Azorada estaba mi mujer al contemplar las manchas de polvo y los inelegantes pliegues que tan precipitada y ruda faena habían producido en la irreprochable levita. Y exclamó:

—Pero ¿por qué se ha molestado usted? Eso es cosa del camarero...

—No —replicó el atildado gentleman—; esto es obligación de todos. Vivimos en América, patria de la democracia, donde nadie toma á bochorno ó á deshonra el trabajo manual. Aquí sólo reconocemos la nobleza del talento y del saber...

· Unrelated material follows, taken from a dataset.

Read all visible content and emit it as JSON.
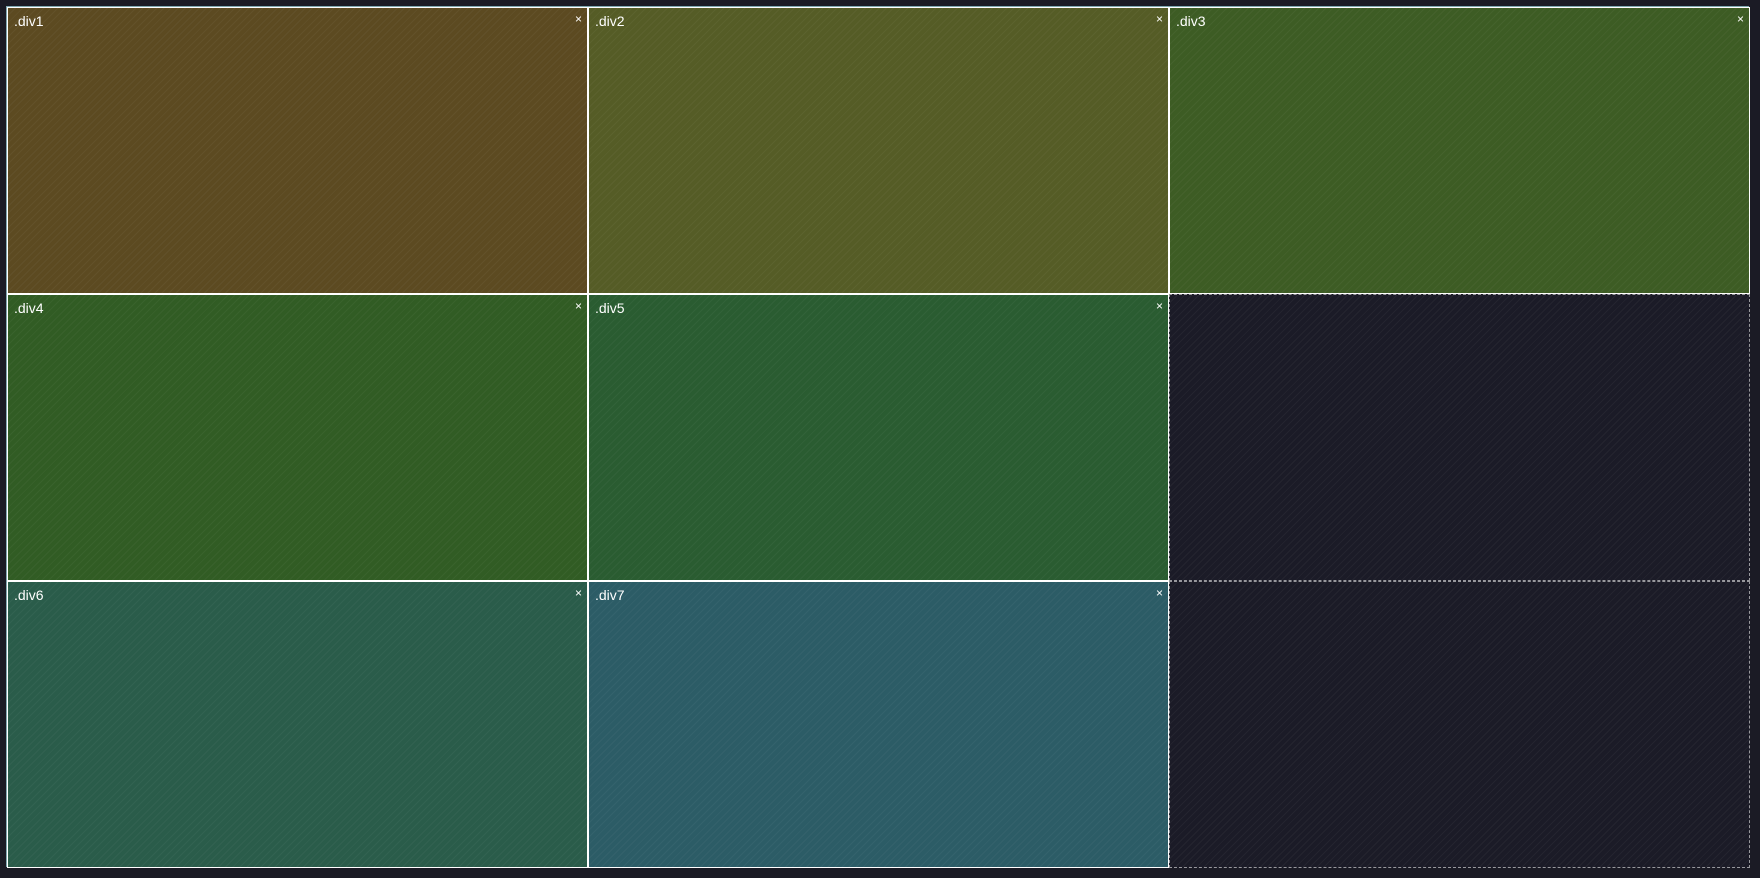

He aquí una excelente lección de legítima y sana democracia. Convengamos, empero, en que tan persuasiva propaganda no está al alcance de todo el mundo. No basta abandonar aristocráticos humos y señoriles melindres; hacen falta también músculos de acero.

Guiado por el Secretario, el carruaje nos condujo á casa del huésped, opulento prócer, entusiasta protector de la Universidad y prototipo de esa especie de filántropos patriotas de que solamente en Inglaterra y en los Estados Unidos se dan perfectos ejemplares, quiero decir limpios de egoísmo confesional y de sectarismo político.

Nuestro patrón Mr. Stephen Salisbury, vivía casi modestamente, si se tiene en cuenta su gran fortuna, que consagraba á obras de civismo, cultura y beneficencia. Inspirándose en sentimientos de tolerancia y altruísmo que sorprenderían á nuestros orondos y fanáticos ricachos, fundó dos hospitales con sendas iglesias: uno para protestantes (él profesaba la religión reformada) y otro para católicos. Además, para deleite y enseñanza de sus conciudadanos, erigió un suntuoso Museo de Arte, cuyo palacio, así como la mayoría de los cuadros, regaló al Municipio; donó al pueblo cierto parque dilatado, valuado en millones, y, además, pasaba por ser, según dejo dicho, uno de los más devotos y generosos protectores de la Clark University, donde costeaba cátedras é instituía premios. ¡Qué hombres!...

El benemérito Mr. Salisbury descendía de un noble inglés arribado á América con los primeros conquistadores, y moraba en cómoda villa, donde, ocioso es decirlo, nos alojó y trató á cuerpo de rey. Frisaba nuestro huésped en los sesenta y cinco, y permanecía soltero, por horror, nos decía, á la mujer americana, cuyas tendencias varoniles y excesiva libertad de movimientos (la locura feminista culminaba entonces) repugnábanle invenciblemente.

Había viajado por España y chapurreaba algo el español. Por cierto, que al recordar las picantes aventuras de sus viajes por Andalucía y encarecer la gracia y donaire de las hembras de Cádiz, Sevilla y Granada, solía decirnos que en España «sólo las mujeres tienen talento». Á sus ojos, nuestros hombres resultaban deplorablemente insignificantes.

—Me complazco, exclamaba á veces, en alojar en mi casa á un español dotado de sentido común...[183].

En el adjunto grabado (fig. 87) reproduzco la fotografía de Mr. Salisbury y de sus dos huéspedes españoles, hecha por un ayuda de cámara aficionado al arte de Daguerre.